The motion must be granted for two reasons: 1. It is pleaded that claimant’s lands, allegedly damaged, lie in the town of Elma, Erie County. There is no statutory authority for the recovery of damages for change of grade of a highway, nor for the closing of a highway and its diversion and relocation, applicable to such township. (See discussion in Knights v. State of New York, 161 Misc. 552, affd. 251 App. Div. 781, leave to appeal denied 275 N. Y. 650. See, also, Miller v. State of New York, 229 App. Div. 423; Van Aken v. State of New York, 261 N. Y. 360. See, also, Lewis v. State of New York, 258 N. Y. 568, and comment thereon in Mirro v. State of New York, 172 Misc. 963, affd. 260 App. Div. 525, affd. 285 N. Y. 678. Likewise see comment in respect to the Lewis case [supra] in West 158th Street Garage Corp. v. State of New York, 168 Misc. 822, revd. on other grounds 256 App. Div. 401.)

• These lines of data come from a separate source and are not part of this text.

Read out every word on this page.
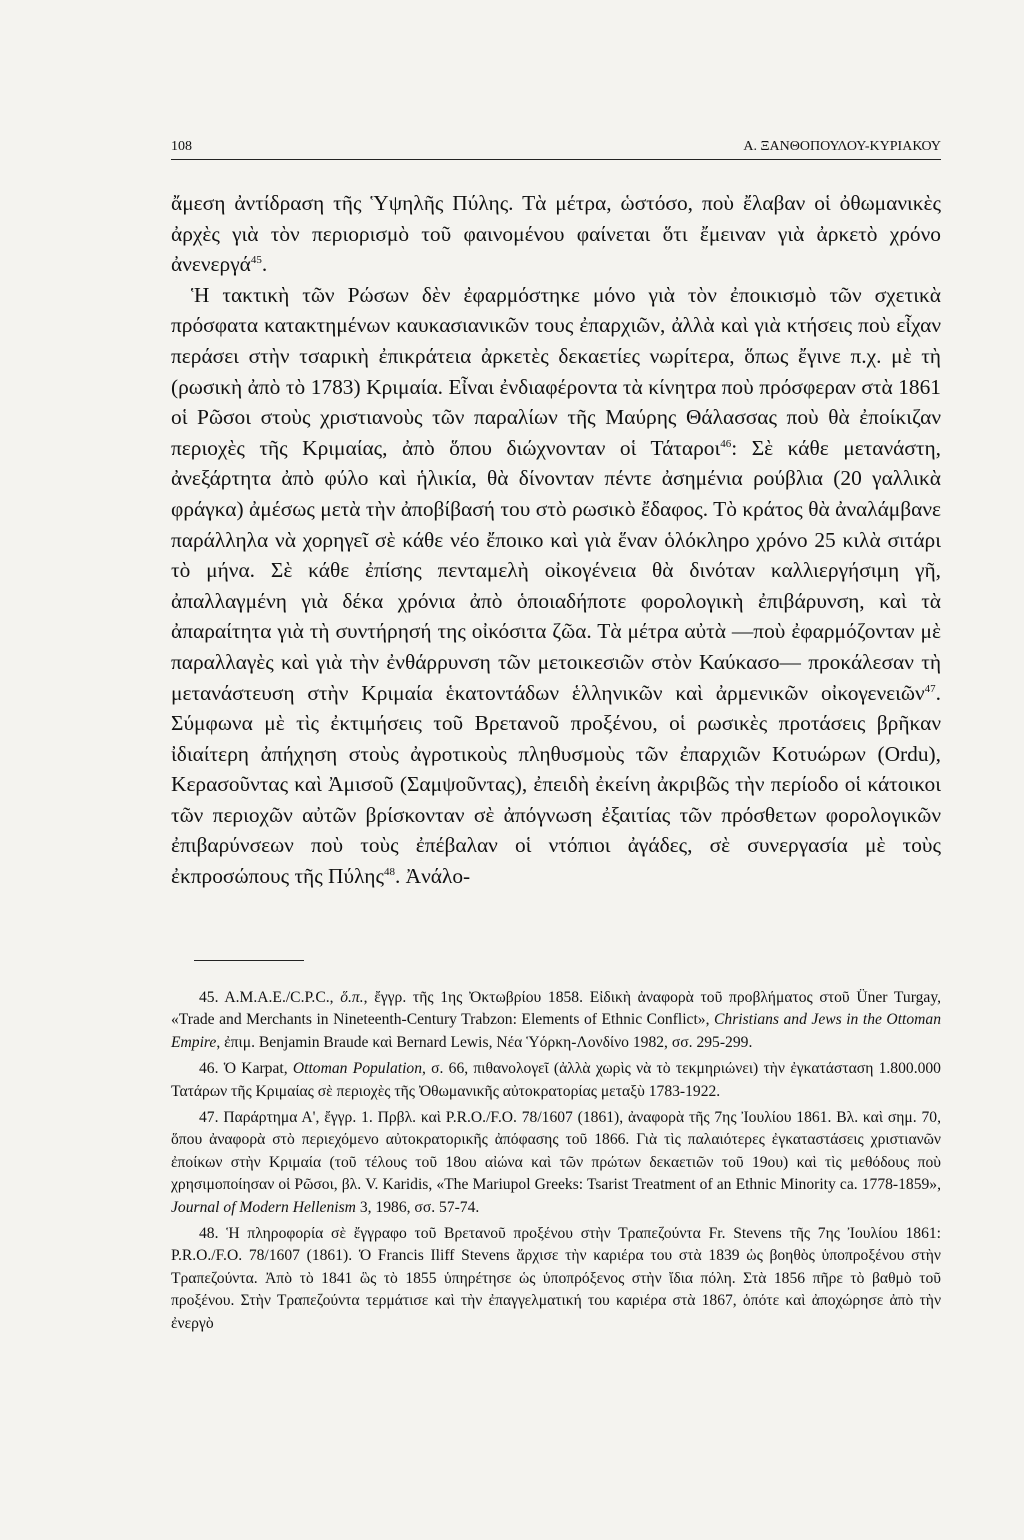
108	Α. ΞΑΝΘΟΠΟΥΛΟΥ-ΚΥΡΙΑΚΟΥ

ἄμεση ἀντίδραση τῆς Ὑψηλῆς Πύλης. Τὰ μέτρα, ὡστόσο, ποὺ ἔλαβαν οἱ ὀθωμανικὲς ἀρχὲς γιὰ τὸν περιορισμὸ τοῦ φαινομένου φαίνεται ὅτι ἔμειναν γιὰ ἀρκετὸ χρόνο ἀνενεργά$^{45}$.

Ἡ τακτικὴ τῶν Ρώσων δὲν ἐφαρμόστηκε μόνο γιὰ τὸν ἐποικισμὸ τῶν σχετικὰ πρόσφατα κατακτημένων καυκασιανικῶν τους ἐπαρχιῶν, ἀλλὰ καὶ γιὰ κτήσεις ποὺ εἶχαν περάσει στὴν τσαρικὴ ἐπικράτεια ἀρκετὲς δεκαετίες νωρίτερα, ὅπως ἔγινε π.χ. μὲ τὴ (ρωσικὴ ἀπὸ τὸ 1783) Κριμαία. Εἶναι ἐνδιαφέροντα τὰ κίνητρα ποὺ πρόσφεραν στὰ 1861 οἱ Ρῶσοι στοὺς χριστιανοὺς τῶν παραλίων τῆς Μαύρης Θάλασσας ποὺ θὰ ἐποίκιζαν περιοχὲς τῆς Κριμαίας, ἀπὸ ὅπου διώχνονταν οἱ Τάταροι$^{46}$: Σὲ κάθε μετανάστη, ἀνεξάρτητα ἀπὸ φύλο καὶ ἡλικία, θὰ δίνονταν πέντε ἀσημένια ρούβλια (20 γαλλικὰ φράγκα) ἀμέσως μετὰ τὴν ἀποβίβασή του στὸ ρωσικὸ ἔδαφος. Τὸ κράτος θὰ ἀναλάμβανε παράλληλα νὰ χορηγεῖ σὲ κάθε νέο ἔποικο καὶ γιὰ ἕναν ὁλόκληρο χρόνο 25 κιλὰ σιτάρι τὸ μήνα. Σὲ κάθε ἐπίσης πενταμελὴ οἰκογένεια θὰ δινόταν καλλιεργήσιμη γῆ, ἀπαλλαγμένη γιὰ δέκα χρόνια ἀπὸ ὁποιαδήποτε φορολογικὴ ἐπιβάρυνση, καὶ τὰ ἀπαραίτητα γιὰ τὴ συντήρησή της οἰκόσιτα ζῶα. Τὰ μέτρα αὐτὰ —ποὺ ἐφαρμόζονταν μὲ παραλλαγὲς καὶ γιὰ τὴν ἐνθάρρυνση τῶν μετοικεσιῶν στὸν Καύκασο— προκάλεσαν τὴ μετανάστευση στὴν Κριμαία ἑκατοντάδων ἑλληνικῶν καὶ ἀρμενικῶν οἰκογενειῶν$^{47}$. Σύμφωνα μὲ τὶς ἐκτιμήσεις τοῦ Βρετανοῦ προξένου, οἱ ρωσικὲς προτάσεις βρῆκαν ἰδιαίτερη ἀπήχηση στοὺς ἀγροτικοὺς πληθυσμοὺς τῶν ἐπαρχιῶν Κοτυώρων (Ordu), Κερασοῦντας καὶ Ἀμισοῦ (Σαμψοῦντας), ἐπειδὴ ἐκείνη ἀκριβῶς τὴν περίοδο οἱ κάτοικοι τῶν περιοχῶν αὐτῶν βρίσκονταν σὲ ἀπόγνωση ἐξαιτίας τῶν πρόσθετων φορολογικῶν ἐπιβαρύνσεων ποὺ τοὺς ἐπέβαλαν οἱ ντόπιοι ἀγάδες, σὲ συνεργασία μὲ τοὺς ἐκπροσώπους τῆς Πύλης$^{48}$. Ἀνάλο-

45. A.M.A.E./C.P.C., ὅ.π., ἔγγρ. τῆς 1ης Ὀκτωβρίου 1858. Εἰδικὴ ἀναφορὰ τοῦ προβλήματος στοῦ Üner Turgay, «Trade and Merchants in Nineteenth-Century Trabzon: Elements of Ethnic Conflict», Christians and Jews in the Ottoman Empire, ἐπιμ. Benjamin Braude καὶ Bernard Lewis, Νέα Ὑόρκη-Λονδίνο 1982, σσ. 295-299.

46. Ὁ Karpat, Ottoman Population, σ. 66, πιθανολογεῖ (ἀλλὰ χωρὶς νὰ τὸ τεκμηριώνει) τὴν ἐγκατάσταση 1.800.000 Τατάρων τῆς Κριμαίας σὲ περιοχὲς τῆς Ὀθωμανικῆς αὐτοκρατορίας μεταξὺ 1783-1922.

47. Παράρτημα Α', ἔγγρ. 1. Πρβλ. καὶ P.R.O./F.O. 78/1607 (1861), ἀναφορὰ τῆς 7ης Ἰουλίου 1861. Βλ. καὶ σημ. 70, ὅπου ἀναφορὰ στὸ περιεχόμενο αὐτοκρατορικῆς ἀπόφασης τοῦ 1866. Γιὰ τὶς παλαιότερες ἐγκαταστάσεις χριστιανῶν ἐποίκων στὴν Κριμαία (τοῦ τέλους τοῦ 18ου αἰώνα καὶ τῶν πρώτων δεκαετιῶν τοῦ 19ου) καὶ τὶς μεθόδους ποὺ χρησιμοποίησαν οἱ Ρῶσοι, βλ. V. Karidis, «The Mariupol Greeks: Tsarist Treatment of an Ethnic Minority ca. 1778-1859», Journal of Modern Hellenism 3, 1986, σσ. 57-74.

48. Ἡ πληροφορία σὲ ἔγγραφο τοῦ Βρετανοῦ προξένου στὴν Τραπεζούντα Fr. Stevens τῆς 7ης Ἰουλίου 1861: P.R.O./F.O. 78/1607 (1861). Ὁ Francis Iliff Stevens ἄρχισε τὴν καριέρα του στὰ 1839 ὡς βοηθὸς ὑποπροξένου στὴν Τραπεζούντα. Ἀπὸ τὸ 1841 ὣς τὸ 1855 ὑπηρέτησε ὡς ὑποπρόξενος στὴν ἴδια πόλη. Στὰ 1856 πῆρε τὸ βαθμὸ τοῦ προξένου. Στὴν Τραπεζούντα τερμάτισε καὶ τὴν ἐπαγγελματική του καριέρα στὰ 1867, ὁπότε καὶ ἀποχώρησε ἀπὸ τὴν ἐνεργὸ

2. As we read claimant’s allegation of damages sustained as the result of the road closing, it is a demand for loss of profits. It is well settled that such damages are not recoverable. (Adamo v. State of New York, 235 App. Div. 12; Banner Milling Co. v. State of New York, 240 N. Y. 533; Sparkill Realty Corp. v. State of New York, 268 N. Y. 192.)
The dismissal for insufficiency of the pleading being granted it would, ordinarily, be unnecessary to discuss the alternative ground on which the motion is based which is that the claim was not filed within the statutory time limitation. However,
No taking of any of claimant’s property is alleged in the claim. There is set forth a description by metes and bounds of the lands allegedly damaged and which it is averred claimant owns in fee simple absolute “ subject to the right to redeem from a foreclosure of the same existing in favor of Ernest F. Bleeck and Julia Bleeck, his wife, the former owners of said premises.” That description is identical with the description of lands set forth in the claim of Ernest Bleeck, Claim No. 27358, for the dismissal of which claim a companion motion has been made which motion we discuss in an accompanying memorandum. (Bleeck v. State of New York, 184 Misc. 138.)
The motion to dismiss the pleading herein on the grounds stated must be granted. Ehter order accordingly.
As to property acquired, subdivision 8 of section 5 of chapter 678 of the Laws of 1928 expressly makes the Court of Claims Act applicable.— [Rep.